Last night, Halloween 2007, featured downtown New York’s 34th annual Halloween parade, filling the village with drunks, frat boys, and drunk fratboys.
In my old age I’ve failed to get into the Halloween spirit. I haven’t had much of a costume since I was the Mad Hatter my senior year of High School, and even that just involved wearing a hat. The next few Halloweens are all a blur, culminating last year when I threw on a fur coat and called myself a squirrel. When it comes to Halloween, I like to get out of the Village and head to Lazytown: Population, Me.
This year I was lazy enough not to even TRY to have a costume, so I should have been more impressed by all the girls who put so much effort into wearing so little.

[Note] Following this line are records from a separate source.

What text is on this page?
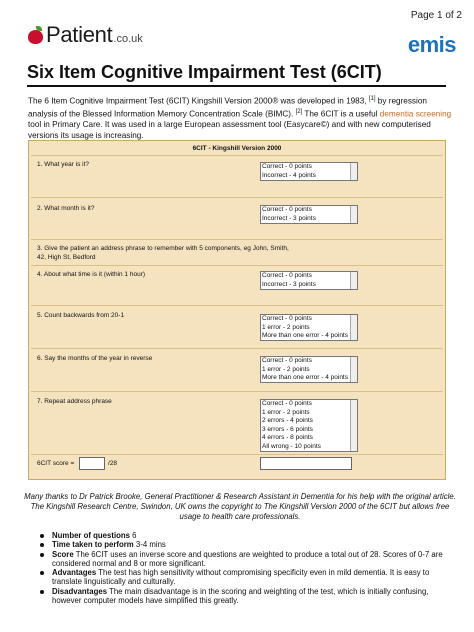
Page 1 of 2
Patient .co.uk	emis
Six Item Cognitive Impairment Test (6CIT)

The 6 Item Cognitive Impairment Test (6CIT) Kingshill Version 2000® was developed in 1983, [1] by regression analysis of the Blessed Information Memory Concentration Scale (BIMC). [2] The 6CIT is a useful dementia screening tool in Primary Care. It was used in a large European assessment tool (Easycare©) and with new computerised versions its usage is increasing.

6CIT - Kingshill Version 2000
1. What year is it?	Correct - 0 points
Incorrect - 4 points
2. What month is it?	Correct - 0 points
Incorrect - 3 points
3. Give the patient an address phrase to remember with 5 components, eg John, Smith, 42, High St, Bedford
4. About what time is it (within 1 hour)	Correct - 0 points
Incorrect - 3 points
5. Count backwards from 20-1	Correct - 0 points
1 error - 2 points
More than one error - 4 points
6. Say the months of the year in reverse	Correct - 0 points
1 error - 2 points
More than one error - 4 points
7. Repeat address phrase	Correct - 0 points
1 error - 2 points
2 errors - 4 points
3 errors - 6 points
4 errors - 8 points
All wrong - 10 points
6CIT score =	/28

Many thanks to Dr Patrick Brooke, General Practitioner & Research Assistant in Dementia for his help with the original article. The Kingshill Research Centre, Swindon, UK owns the copyright to The Kingshill Version 2000 of the 6CIT but allows free usage to health care professionals.

Number of questions 6
Time taken to perform 3-4 mins
Score The 6CIT uses an inverse score and questions are weighted to produce a total out of 28. Scores of 0-7 are considered normal and 8 or more significant.
Advantages The test has high sensitivity without compromising specificity even in mild dementia. It is easy to translate linguistically and culturally.
Disadvantages The main disadvantage is in the scoring and weighting of the test, which is initially confusing, however computer models have simplified this greatly.
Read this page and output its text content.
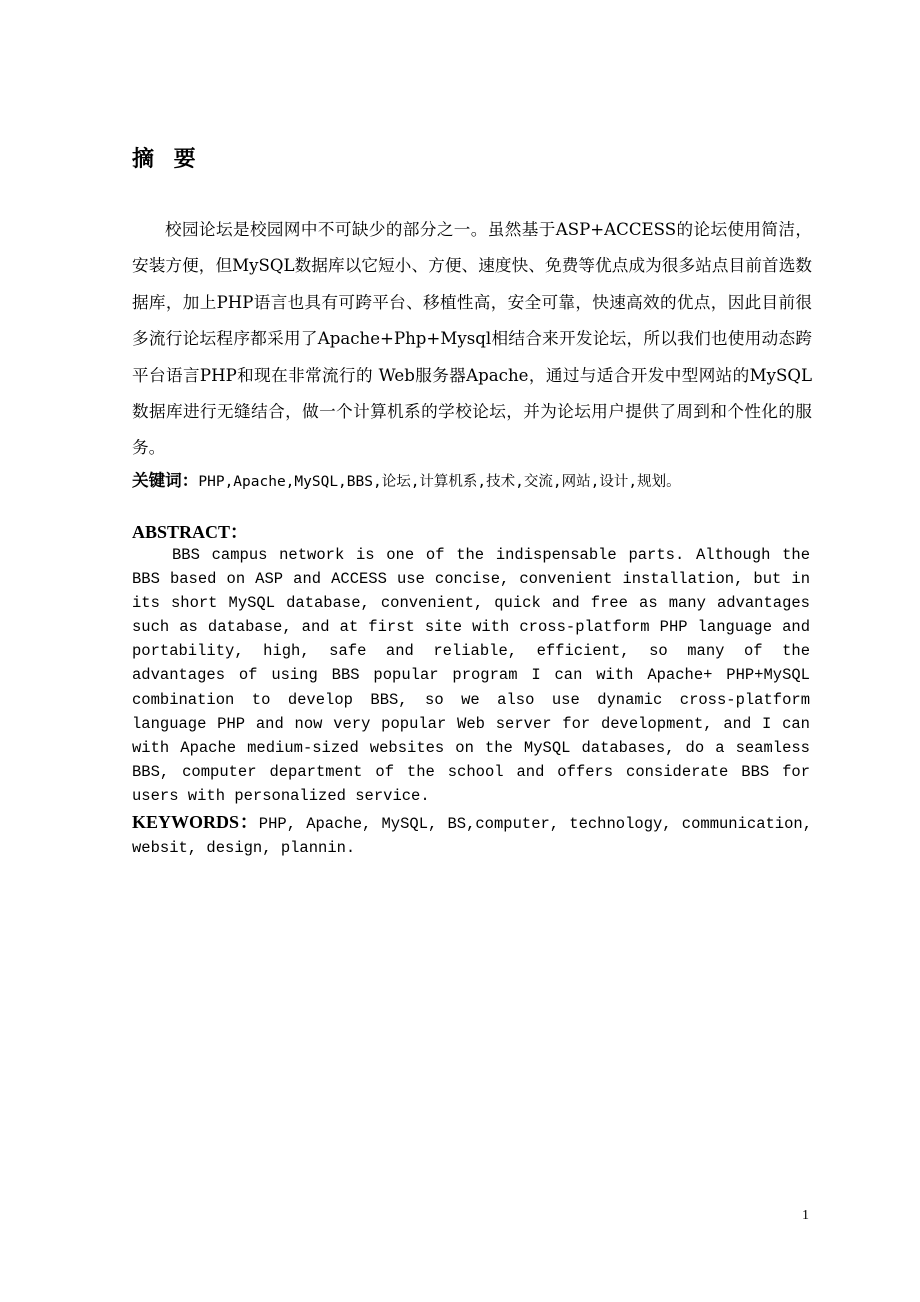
摘 要

校园论坛是校园网中不可缺少的部分之一。虽然基于ASP+ACCESS的论坛使用简洁，安装方便，但MySQL数据库以它短小、方便、速度快、免费等优点成为很多站点目前首选数据库，加上PHP语言也具有可跨平台、移植性高，安全可靠，快速高效的优点，因此目前很多流行论坛程序都采用了Apache+Php+Mysql相结合来开发论坛，所以我们也使用动态跨平台语言PHP和现在非常流行的 Web服务器Apache，通过与适合开发中型网站的MySQL数据库进行无缝结合，做一个计算机系的学校论坛，并为论坛用户提供了周到和个性化的服务。

关键词：PHP,Apache,MySQL,BBS,论坛,计算机系,技术,交流,网站,设计,规划。

ABSTRACT：

BBS campus network is one of the indispensable parts. Although the BBS based on ASP and ACCESS use concise, convenient installation, but in its short MySQL database, convenient, quick and free as many advantages such as database, and at first site with cross-platform PHP language and portability, high, safe and reliable, efficient, so many of the advantages of using BBS popular program I can with Apache+ PHP+MySQL combination to develop BBS, so we also use dynamic cross-platform language PHP and now very popular Web server for development, and I can with Apache medium-sized websites on the MySQL databases, do a seamless BBS, computer department of the school and offers considerate BBS for users with personalized service.

KEYWORDS：PHP, Apache, MySQL, BS,computer, technology, communication, websit, design, plannin.

1
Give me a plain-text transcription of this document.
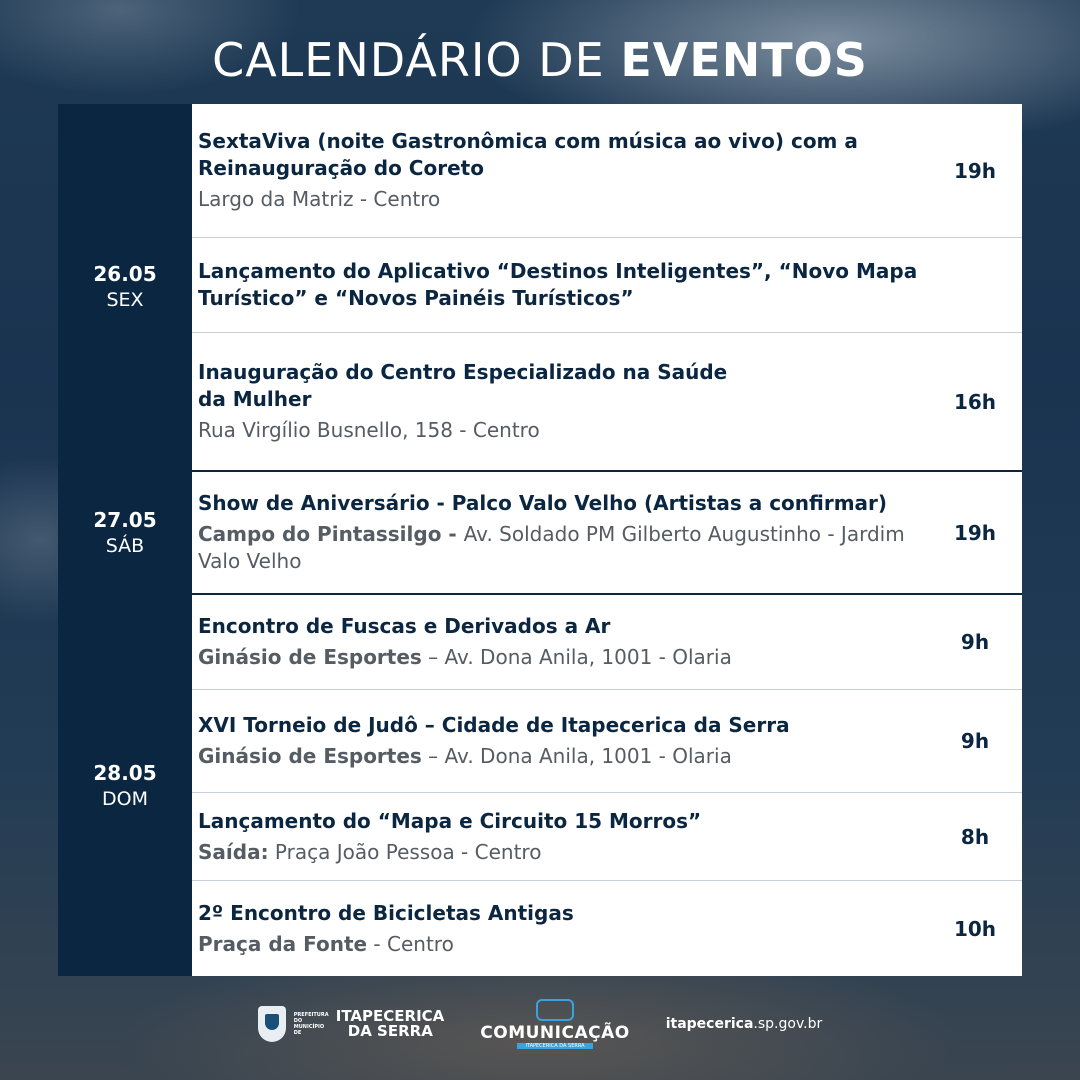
CALENDÁRIO DE EVENTOS
26.05
SEX
SextaViva (noite Gastronômica com música ao vivo) com a Reinauguração do Coreto
Largo da Matriz - Centro
19h
Lançamento do Aplicativo “Destinos Inteligentes”, “Novo Mapa Turístico” e “Novos Painéis Turísticos”
Inauguração do Centro Especializado na Saúde da Mulher
Rua Virgílio Busnello, 158 - Centro
16h
27.05
SÁB
Show de Aniversário - Palco Valo Velho (Artistas a confirmar)
Campo do Pintassilgo - Av. Soldado PM Gilberto Augustinho - Jardim Valo Velho
19h
28.05
DOM
Encontro de Fuscas e Derivados a Ar
Ginásio de Esportes – Av. Dona Anila, 1001 - Olaria
9h
XVI Torneio de Judô – Cidade de Itapecerica da Serra
Ginásio de Esportes – Av. Dona Anila, 1001 - Olaria
9h
Lançamento do “Mapa e Circuito 15 Morros”
Saída: Praça João Pessoa - Centro
8h
2º Encontro de Bicicletas Antigas
Praça da Fonte - Centro
10h
PREFEITURA DO MUNICÍPIO DE
ITAPECERICA
DA SERRA	COMUNICAÇÃO
ITAPECERICA DA SERRA
itapecerica.sp.gov.br
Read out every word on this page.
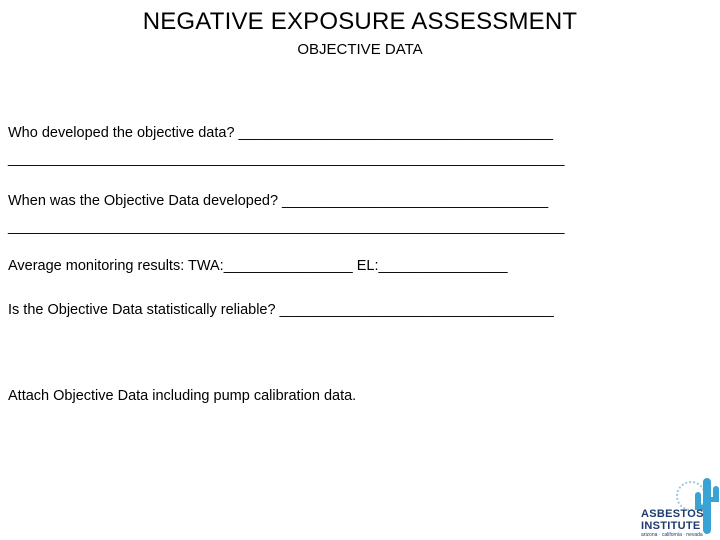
NEGATIVE EXPOSURE ASSESSMENT
OBJECTIVE DATA
Who developed the objective data? _______________________________________
_____________________________________________________________________
When was the Objective Data developed? _________________________________
_____________________________________________________________________
Average monitoring results: TWA:________________ EL:________________
Is the Objective Data statistically reliable? __________________________________
Attach Objective Data including pump calibration data.
ASBESTOS
INSTITUTE
arizona · california · nevada
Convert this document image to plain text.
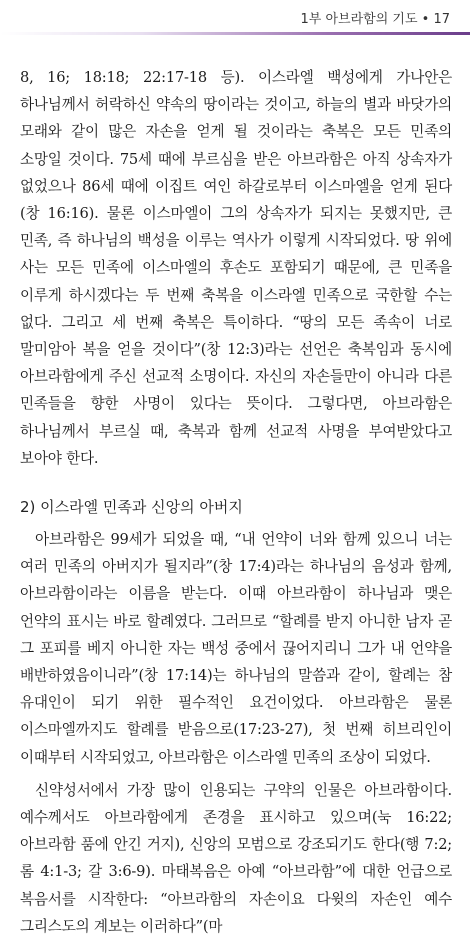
1부 아브라함의 기도 • 17

8, 16; 18:18; 22:17-18 등). 이스라엘 백성에게 가나안은 하나님께서 허락하신 약속의 땅이라는 것이고, 하늘의 별과 바닷가의 모래와 같이 많은 자손을 얻게 될 것이라는 축복은 모든 민족의 소망일 것이다. 75세 때에 부르심을 받은 아브라함은 아직 상속자가 없었으나 86세 때에 이집트 여인 하갈로부터 이스마엘을 얻게 된다(창 16:16). 물론 이스마엘이 그의 상속자가 되지는 못했지만, 큰 민족, 즉 하나님의 백성을 이루는 역사가 이렇게 시작되었다. 땅 위에 사는 모든 민족에 이스마엘의 후손도 포함되기 때문에, 큰 민족을 이루게 하시겠다는 두 번째 축복을 이스라엘 민족으로 국한할 수는 없다. 그리고 세 번째 축복은 특이하다. “땅의 모든 족속이 너로 말미암아 복을 얻을 것이다”(창 12:3)라는 선언은 축복임과 동시에 아브라함에게 주신 선교적 소명이다. 자신의 자손들만이 아니라 다른 민족들을 향한 사명이 있다는 뜻이다. 그렇다면, 아브라함은 하나님께서 부르실 때, 축복과 함께 선교적 사명을 부여받았다고 보아야 한다.

2) 이스라엘 민족과 신앙의 아버지

아브라함은 99세가 되었을 때, “내 언약이 너와 함께 있으니 너는 여러 민족의 아버지가 될지라”(창 17:4)라는 하나님의 음성과 함께, 아브라함이라는 이름을 받는다. 이때 아브라함이 하나님과 맺은 언약의 표시는 바로 할례였다. 그러므로 “할례를 받지 아니한 남자 곧 그 포피를 베지 아니한 자는 백성 중에서 끊어지리니 그가 내 언약을 배반하였음이니라”(창 17:14)는 하나님의 말씀과 같이, 할례는 참 유대인이 되기 위한 필수적인 요건이었다. 아브라함은 물론 이스마엘까지도 할례를 받음으로(17:23-27), 첫 번째 히브리인이 이때부터 시작되었고, 아브라함은 이스라엘 민족의 조상이 되었다.

신약성서에서 가장 많이 인용되는 구약의 인물은 아브라함이다. 예수께서도 아브라함에게 존경을 표시하고 있으며(눅 16:22; 아브라함 품에 안긴 거지), 신앙의 모범으로 강조되기도 한다(행 7:2; 롬 4:1-3; 갈 3:6-9). 마태복음은 아예 “아브라함”에 대한 언급으로 복음서를 시작한다: “아브라함의 자손이요 다윗의 자손인 예수 그리스도의 계보는 이러하다”(마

But I wasn’t. So my investment banker friends and I traipsed through the village trying to find the best place to go, pointing at people, staring, and doing all those things you’re told not to do when you’re young.
If there’s anything New Yorkers don’t need an excuse to do, it’s drink. For some reason, Halloween has become this kind of surrogate St. Patrick’s day, and St. Patrick’s day is just a more extravagant East Village Saturday, only everyone wears green. Halloween, however, demands everyone be in costume. It’s also a little like the only other holiday that I know involves costumes, Purim.
I was surprised to see that even at 1:00am on a WEDNESDAY night there were still tons of people out drinking. I can’t believe all of those people called in sick to work the next day. I was even witness to a crime, involving one man chasing another man through the streets screaming “Police! Stop that guy! He’s got my shit!” The crowds were horrible, the traffic worse, and the foot-traffic easily reminiscent of Times Square. Despite all this, I think I’d end up traveling to village on Halloween if I didn’t already live there, so I should just stop complaining.